Notre Saint ne borna point à ce que nous avons dit le zèle dont il était enflammé. Il voulut qu'une église s'élevât en l'honneur de la Mère de Dieu. Par sa grandeur et sa magnificence, elle était digne de la plus auguste des Vierges, pour laquelle Venance professait une piété filiale qu'il s'efforçait de faire partager aux ouailles qui lui étaient confiées. Il paraît que ce fut le premier sanctuaire construit, à Viviers, en l'honneur de la Vierge Marie. Cette église fut aussi dédiée au saint martyr Saturnin qui, envoyé dans les Gaules par le pape saint Clément, vers la fin du Ier siècle, convertit un grand nombre d'idolâtres et mourut généreusement pour la foi. Outre les sanctuaires dont nous avons parlé, quelques autres s'élevèrent en divers lieux du diocèse. Le généreux évêque dota aussi richement les églises paroissiales de Notre-Dame-de-Lussas et de Saint-Martin-de-Bessiac, que, plus tard, l'on appela Lavilledieu. Tel fut son zèle pour la restauration et la construction des églises. Il n'en déploya pas moins pour orner et faire tenir de la manière la plus convenable celles de sa ville épiscopale.

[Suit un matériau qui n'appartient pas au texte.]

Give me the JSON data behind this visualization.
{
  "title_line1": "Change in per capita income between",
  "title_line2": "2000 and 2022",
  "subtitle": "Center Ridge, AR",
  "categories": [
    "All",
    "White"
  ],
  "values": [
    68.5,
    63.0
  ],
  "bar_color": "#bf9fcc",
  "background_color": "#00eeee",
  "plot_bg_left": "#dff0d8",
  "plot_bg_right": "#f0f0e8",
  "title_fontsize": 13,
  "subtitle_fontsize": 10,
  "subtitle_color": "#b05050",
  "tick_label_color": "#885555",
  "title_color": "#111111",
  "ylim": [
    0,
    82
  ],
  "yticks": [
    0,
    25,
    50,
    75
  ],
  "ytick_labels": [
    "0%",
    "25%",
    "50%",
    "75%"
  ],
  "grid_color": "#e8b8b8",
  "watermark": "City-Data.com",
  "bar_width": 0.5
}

Jaloux de contribuer puissamment à la gloire de Dieu et à l'édification des peuples, il créa des chapitres de clercs pour vaquer à la psalmodie et chanter les louanges du Seigneur dans les églises de Viviers. Il leur traça, de sa propre main, une règle commune, les devoirs qu'ils avaient à remplir envers Dieu, envers eux-mêmes et envers les autres. Pour rendre durable et perpétuelle cette admirable et sainte institution, il assigna les fonds nécessaires à l'entretien des ecclésiastiques. Venance subvint aussi aux besoins temporels et spirituels de son peuple avec une libéralité et un zèle vraiment admirables. Partout des ruines s'étaient faites sous les pas, des Barbares. Viviers, en particulier, avait beaucoup souffert des Goths, des Alains, des Vandales, qui avaient successivement foulé son territoire. Il ne fut pas au-dessous de sa position, et sut faire oublier les malheurs des dernières invasions. Les remparts de la ville épiscopale tombaient en ruines; il dépensa des sommes considérables à les réparer. Il élargit l'enceinte de la capitale du Vivarais. Il fit construire, de distance en distance, des tours magnifiques destinées à fortifier la ville et à l'embellir tout à la fois. Il fit bâtir des maisons vastes et commodes, ainsi que de superbes édifices civils. Il accrut considérablement les sources des revenus publics, et, par ses soins et ses bienfaits, Viviers fut transformé en véritable cité. Il dota généreusement les communautés religieuses. Il fit fleurir la science et la discipline parmi ses clercs, dont il était le père, le modèle et l'idole. Les travaux qu'entreprint ce grand Pontife à cette fin, ses exemples et ses encouragements, ne restèrent pas sans fruits. Ses clercs mirent un empressement religieux à recueillir tous ses doctes enseignements, ses éloquentes homélies et jusqu'à ses moindres discours. À la faveur de ce précieux dépôt de saines traditions, fidèlement gardé et transmis d'une génération à l'autre, il se forma, au sein de l'église de Viviers, une école de savoir et d'éloquence, de morale et de discipline, où longtemps l'on invoqua, comme un oracle, l'autorité des exemples et de la doctrine du bienheureux Père Venance.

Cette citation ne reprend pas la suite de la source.